2010年6月4日金曜日

【学習指導と学校図書館8】

【学習指導と学校図書館8】
テーマ:総合的な学習の時間2
学生たちに科目「総合」でどのような授業を行いたいか
自分の頭で考えて以下のような項目についてA4一枚程度で書いて来い、
と課題を出したところからの続き。

1.テーマ(企画名)
2.学習のねらい
3.事前に必要な道具・協力相手など
4.必要な資料など
5.学校図書館をどう関わらせるか
6.具体的な内容と授業の流れ

実際に「総合」を受けた世代だから、
アイディアがまったく出てこないということはないようです。
が、米を育てる系の話が多いのは
どこかで検索したという気がしてならないですね。

個人的に一番おもしろそうだと感じた企画は

1-A.貧富の差体験学習
2.途上国の現状を知り、日本の豊かさを実感し、助け合いの精神を学ぶ
3.食事、途上国の現状に詳しい人間(ボランティアの現状に詳しい人)
4.『世界がもし100人の村だったら』、貧困がわかる写真や映像集
5.調べ学習の支援を行うための資料の準備
6.まず『世界がもし100人の村だったら』の読み聞かせ。
 写真や映像を見せる
 子どもたちにカルチャーショックを与えたうえで、
 富裕層1:中間層3:貧困層6の割合で無差別にグループ分け。
 富裕層には大量の食事を、中間層には空腹を満たす程度の食事を、
 貧困層にはごくわずかな食事を配る。
 教師はできるだけ口を出さず、子どもたちがどう行動するかに任せる。
 食事、片付けが終わったら感想を書き、
 途上国についてそれぞれ調べ学習をするためのテーマを決める。

感想:
すぐにGOサインを出すのはトラブルの予感だけど、
食育、体験学習、社会環境、国際性、という観点はいいよね。
ただこのままだと「食べ物を分けるか否か」という発想にしかならなそうなので、
貧困を解決するためにはどうしたらいいのか?
現在行われている努力とは?
土地に合う食べ物は何か?
食べ物を生産するためにどうしたらいいのか?
食べ物以外の豊かさとはなにか?
「ある人に魚を一匹与えれば、その人は一日食える。
魚の取り方を教えれば、その人は一生を通して食える。
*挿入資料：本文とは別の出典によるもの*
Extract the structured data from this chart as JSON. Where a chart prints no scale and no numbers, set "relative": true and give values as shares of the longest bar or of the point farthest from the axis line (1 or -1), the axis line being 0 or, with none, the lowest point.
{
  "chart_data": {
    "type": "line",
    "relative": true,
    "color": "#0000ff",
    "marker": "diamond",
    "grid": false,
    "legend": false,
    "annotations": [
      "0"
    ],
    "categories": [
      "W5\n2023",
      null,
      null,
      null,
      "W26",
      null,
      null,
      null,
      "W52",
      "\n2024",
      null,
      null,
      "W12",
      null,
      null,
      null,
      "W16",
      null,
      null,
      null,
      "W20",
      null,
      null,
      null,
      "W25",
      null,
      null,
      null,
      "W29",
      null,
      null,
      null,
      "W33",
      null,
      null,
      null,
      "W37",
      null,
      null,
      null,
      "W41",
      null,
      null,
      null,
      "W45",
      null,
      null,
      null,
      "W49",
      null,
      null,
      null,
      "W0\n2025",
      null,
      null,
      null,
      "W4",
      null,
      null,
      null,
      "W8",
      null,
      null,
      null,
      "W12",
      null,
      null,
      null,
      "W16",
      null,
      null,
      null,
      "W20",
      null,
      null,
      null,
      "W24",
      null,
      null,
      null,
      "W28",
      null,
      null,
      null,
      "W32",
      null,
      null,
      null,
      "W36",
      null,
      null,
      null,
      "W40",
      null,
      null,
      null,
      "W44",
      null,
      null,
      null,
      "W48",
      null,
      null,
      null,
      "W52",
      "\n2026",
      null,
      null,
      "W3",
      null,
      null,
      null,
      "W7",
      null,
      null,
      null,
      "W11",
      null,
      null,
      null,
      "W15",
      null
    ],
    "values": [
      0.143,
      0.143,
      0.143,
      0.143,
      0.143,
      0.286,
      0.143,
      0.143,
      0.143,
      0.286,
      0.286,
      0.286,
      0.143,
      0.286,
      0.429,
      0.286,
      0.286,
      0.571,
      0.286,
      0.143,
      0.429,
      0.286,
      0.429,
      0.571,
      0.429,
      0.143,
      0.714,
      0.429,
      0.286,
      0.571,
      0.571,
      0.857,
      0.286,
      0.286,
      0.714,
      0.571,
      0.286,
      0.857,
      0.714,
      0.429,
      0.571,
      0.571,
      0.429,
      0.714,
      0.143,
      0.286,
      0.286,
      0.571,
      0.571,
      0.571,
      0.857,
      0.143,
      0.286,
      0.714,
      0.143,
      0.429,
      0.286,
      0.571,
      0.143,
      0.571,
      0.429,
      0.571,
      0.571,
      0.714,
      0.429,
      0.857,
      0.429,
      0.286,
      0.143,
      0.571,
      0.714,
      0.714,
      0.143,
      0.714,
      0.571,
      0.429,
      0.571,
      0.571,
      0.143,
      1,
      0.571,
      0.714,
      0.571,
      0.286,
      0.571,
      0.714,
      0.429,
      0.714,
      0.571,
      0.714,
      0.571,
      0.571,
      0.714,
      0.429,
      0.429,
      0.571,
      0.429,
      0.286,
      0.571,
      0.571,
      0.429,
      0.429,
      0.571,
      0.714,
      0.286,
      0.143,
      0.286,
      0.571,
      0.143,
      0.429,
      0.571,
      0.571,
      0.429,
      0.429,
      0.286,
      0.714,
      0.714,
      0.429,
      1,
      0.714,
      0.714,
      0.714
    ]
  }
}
」
という言葉は教育の必要性を表していると思うが、どう感じるか?
などを発問としてちょっかいだしたら楽しそうだなーと思いました。

もちろん教員免許を持っていない人間のたわごとですがね。

それと、図書館にどんな資料を置くべきか、
調べ学習とは具体的に何をするのか、
などを事前に知っていたら発想方法が変わりそうなので、
それを先に教えるべきだったことは僕自身の反省点にします。


参考資料
・文部科学省「総合的な学習の時間」応援団のページの中の
 省庁からの支援
 これは有効活用したらおもしろそうですよね

・『総合的な学習の時間 実践事例集』
 小学校編、中学校編、高等学校編などあります。
 その中の小学校編から1つの事例を読ませてみましたが
 授業の本格的な組み立て方を習ってない学生には少々きつそうでした。
 読み物っていうより計画書だしなぁ。 

・『市内各小中学校における「総合的な学習の時間」への取り組み』
 これは地域資料です。今住んでる自治体にあったので活用。
 「総合」に関しては「地域」というのも重要な観点になるため、
 地域資料が必要になる機会がでてくると思います。
 問題は学校図書館にあるかって話ですが…
 公立の図書館に頼りまくるってのがよさそうですよね。

校長先生になろう
 偶然手に取りましたがおもしろかったです。
 これを読まなければ「よのなか科」のことは僕とは無縁だったでしょう。

全国[よのなか科]ネットワーク web研修用ビデオ 1-1、1-2、1-3を見せてみました。 
 僕の仕事は図書館について授業をすることなので、
 どのような点から学校図書館が授業の支援可能かを考えてもらったわけですが
 大学生たちにはピンときていない様子。
 彼らは図書館を使った使った経験がないせいか、 
 図書館の潜在能力を知らないというか、
 「図書館」が何をできるのかを体験的にはわかってないらしい。
 一通り説明したはずなんだけど、やはり体験させないと駄目か…。
 うーむ… どんな課題をだせばいいのやら???

 感想を見ると大学生たちも興味を持ったようで、
 いい資料を紹介したのは確かなんだけど改善の余地はあるな。